Mes chers collègues, combien d’exit, combien de cris d’alarme faudra-t-il pour que nous prenions nos responsabilités? À travers ce rapport, le Parlement décidera demain s’il mesure ou pas la gravité de la situation et nous sommes très clairs: nous voulons que la révision soit présentée rapidement pour mener, en parallèle, les négociations sur le budget 2017.
Isabelle Thomas, rapporteure. – Madame la Présidente, je voudrais remercier les collègues de leur soutien et Madame la Vice-présidente de la Commission pour son écoute.
Si je prends les quatre points qui m’ont semblé revenir en écho parmi les collègues, je dirais, premièrement, Madame la Vice-présidente, qu’il y a ici une large majorité en faveur d’une révision, et non d’un ajustement technique. C’est le moment parce que le cadre financier pluriannuel est obsolète, et parce que la situation historique l’impose.
Deuxième point: vous l’avez constaté, Madame la Vice-présidente, les nouveaux outils financiers – j’espère que ce n’est pas ce que vous appelez « modernisation » – inquiètent un peu le Parlement, pas seulement pour des raisons de contrôle démocratique – même si je vous remercie de la proposition d’inviter le Parlement à siéger ou à mettre son nez, en tout cas, dans ces fonds –, mais aussi parce que nous ne voulons pas d’une mutation du budget en fonds de garantie, et nous serons très précautionneux sur ce point.
Troisième point: nous avons effectivement une nouvelle donne, à savoir le départ du Royaume Uni. J’ai demandé ce matin au Président Juncker que la Commission évalue rapidement les incidences budgétaires du départ du Royaume Uni, de son chèque et des rabais, parce qu’il y a aussi la question des rabais dont nous avons parlé dans le rapport.
Quatrième point: les causes.
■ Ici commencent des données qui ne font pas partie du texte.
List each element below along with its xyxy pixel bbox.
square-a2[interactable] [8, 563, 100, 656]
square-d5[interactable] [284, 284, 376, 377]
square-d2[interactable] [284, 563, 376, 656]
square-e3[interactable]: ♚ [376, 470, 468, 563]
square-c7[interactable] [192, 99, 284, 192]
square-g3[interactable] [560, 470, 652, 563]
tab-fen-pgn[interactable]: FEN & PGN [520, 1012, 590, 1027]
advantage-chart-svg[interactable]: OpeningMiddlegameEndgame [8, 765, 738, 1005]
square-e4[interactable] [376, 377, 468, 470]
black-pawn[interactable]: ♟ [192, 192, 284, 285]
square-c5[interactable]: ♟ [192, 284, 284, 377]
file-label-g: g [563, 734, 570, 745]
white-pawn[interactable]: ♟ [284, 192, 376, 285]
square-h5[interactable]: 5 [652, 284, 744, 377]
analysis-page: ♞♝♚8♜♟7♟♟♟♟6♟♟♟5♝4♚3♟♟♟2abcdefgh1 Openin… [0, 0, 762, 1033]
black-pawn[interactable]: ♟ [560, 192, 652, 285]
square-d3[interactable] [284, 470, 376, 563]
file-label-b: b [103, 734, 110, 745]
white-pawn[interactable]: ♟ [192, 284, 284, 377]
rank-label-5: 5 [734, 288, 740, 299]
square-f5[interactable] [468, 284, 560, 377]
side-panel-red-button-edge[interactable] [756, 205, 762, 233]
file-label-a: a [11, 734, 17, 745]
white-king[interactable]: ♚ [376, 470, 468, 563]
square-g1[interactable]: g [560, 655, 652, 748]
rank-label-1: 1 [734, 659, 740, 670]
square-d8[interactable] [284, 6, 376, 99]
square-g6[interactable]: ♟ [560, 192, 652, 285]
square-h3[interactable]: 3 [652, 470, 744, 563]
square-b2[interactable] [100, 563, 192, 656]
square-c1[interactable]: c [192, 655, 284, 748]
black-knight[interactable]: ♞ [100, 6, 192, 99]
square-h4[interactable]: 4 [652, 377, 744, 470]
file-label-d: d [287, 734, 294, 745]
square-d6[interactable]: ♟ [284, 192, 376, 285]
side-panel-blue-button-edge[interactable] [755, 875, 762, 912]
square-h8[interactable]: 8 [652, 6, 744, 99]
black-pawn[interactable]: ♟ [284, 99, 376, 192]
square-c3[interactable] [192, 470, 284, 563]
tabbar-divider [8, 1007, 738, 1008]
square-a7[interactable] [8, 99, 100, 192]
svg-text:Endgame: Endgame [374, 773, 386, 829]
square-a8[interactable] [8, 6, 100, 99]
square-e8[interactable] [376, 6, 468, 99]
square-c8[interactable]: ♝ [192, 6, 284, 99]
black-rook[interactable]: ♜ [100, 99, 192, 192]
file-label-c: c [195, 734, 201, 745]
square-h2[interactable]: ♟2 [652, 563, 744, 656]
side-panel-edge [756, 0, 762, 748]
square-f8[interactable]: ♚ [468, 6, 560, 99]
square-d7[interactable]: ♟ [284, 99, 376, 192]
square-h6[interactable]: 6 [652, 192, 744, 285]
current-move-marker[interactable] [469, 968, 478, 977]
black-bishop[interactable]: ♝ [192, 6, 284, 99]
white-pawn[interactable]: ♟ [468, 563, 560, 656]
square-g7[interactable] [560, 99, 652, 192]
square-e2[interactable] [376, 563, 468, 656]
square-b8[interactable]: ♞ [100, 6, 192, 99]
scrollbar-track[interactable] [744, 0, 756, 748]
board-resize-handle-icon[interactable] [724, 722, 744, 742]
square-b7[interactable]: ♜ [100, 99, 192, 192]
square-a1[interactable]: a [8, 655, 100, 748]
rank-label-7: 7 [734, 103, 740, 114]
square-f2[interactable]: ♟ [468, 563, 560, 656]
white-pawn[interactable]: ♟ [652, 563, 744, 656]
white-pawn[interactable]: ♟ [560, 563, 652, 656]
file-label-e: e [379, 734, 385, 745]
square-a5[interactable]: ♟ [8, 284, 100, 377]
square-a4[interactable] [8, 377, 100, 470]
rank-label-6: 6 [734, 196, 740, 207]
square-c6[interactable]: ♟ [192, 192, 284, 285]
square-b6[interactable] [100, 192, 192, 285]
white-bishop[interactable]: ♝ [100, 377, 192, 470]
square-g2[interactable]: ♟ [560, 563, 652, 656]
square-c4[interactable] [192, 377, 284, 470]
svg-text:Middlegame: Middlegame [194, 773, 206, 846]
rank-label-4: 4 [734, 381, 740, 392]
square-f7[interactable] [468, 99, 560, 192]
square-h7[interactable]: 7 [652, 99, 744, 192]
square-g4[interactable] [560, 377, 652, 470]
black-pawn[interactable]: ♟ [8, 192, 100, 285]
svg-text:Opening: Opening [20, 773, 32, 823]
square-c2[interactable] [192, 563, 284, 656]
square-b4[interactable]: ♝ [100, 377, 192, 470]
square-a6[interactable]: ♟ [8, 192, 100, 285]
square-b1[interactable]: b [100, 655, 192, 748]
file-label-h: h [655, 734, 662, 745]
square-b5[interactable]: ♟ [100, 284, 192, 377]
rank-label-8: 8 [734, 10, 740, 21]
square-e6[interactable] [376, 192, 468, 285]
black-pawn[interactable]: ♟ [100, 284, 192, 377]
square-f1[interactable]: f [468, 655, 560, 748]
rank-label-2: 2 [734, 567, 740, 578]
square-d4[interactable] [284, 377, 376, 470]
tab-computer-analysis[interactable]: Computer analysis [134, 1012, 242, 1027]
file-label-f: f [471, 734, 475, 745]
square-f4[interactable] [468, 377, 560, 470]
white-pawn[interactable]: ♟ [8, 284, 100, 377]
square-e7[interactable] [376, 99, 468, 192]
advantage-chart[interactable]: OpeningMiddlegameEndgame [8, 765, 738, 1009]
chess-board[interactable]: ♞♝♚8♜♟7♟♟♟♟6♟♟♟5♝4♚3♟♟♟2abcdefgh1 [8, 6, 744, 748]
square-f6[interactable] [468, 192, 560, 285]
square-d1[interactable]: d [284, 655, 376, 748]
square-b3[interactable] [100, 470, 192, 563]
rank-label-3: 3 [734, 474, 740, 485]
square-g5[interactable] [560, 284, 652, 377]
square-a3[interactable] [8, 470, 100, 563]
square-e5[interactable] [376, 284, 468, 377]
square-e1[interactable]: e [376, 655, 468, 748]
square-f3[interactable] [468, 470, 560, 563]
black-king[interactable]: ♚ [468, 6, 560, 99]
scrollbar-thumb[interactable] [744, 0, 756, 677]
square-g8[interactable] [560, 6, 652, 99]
Beaucoup de collègues l’ont dit, les causes du problème sont dans la structure des ressources budgétaires. Il y a une vingtaine d’années, nous avions un budget constitué à 75 % de ressources propres et à 25 % de contributions des États membres. Aujourd’hui, plus de 80 % du budget provient des contributions des États membres et moins de 20 % des ressources propres.
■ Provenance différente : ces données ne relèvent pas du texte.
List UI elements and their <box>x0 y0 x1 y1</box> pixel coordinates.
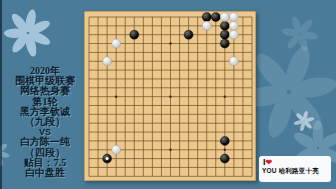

Il y a là un énorme chantier, Madame la Commissaire, que nous souhaitons vraiment ouvrir parallèlement à ces discussions, car nous ne sommes qu’au début d’une grande histoire entre nous, celle de la refonte en profondeur du budget du cadre financier pluriannuel et des ressources propres qui pourront enfin permettre que, à la fin de chaque année, nous ne soyons pas des mendiants vis-à-vis du Conseil.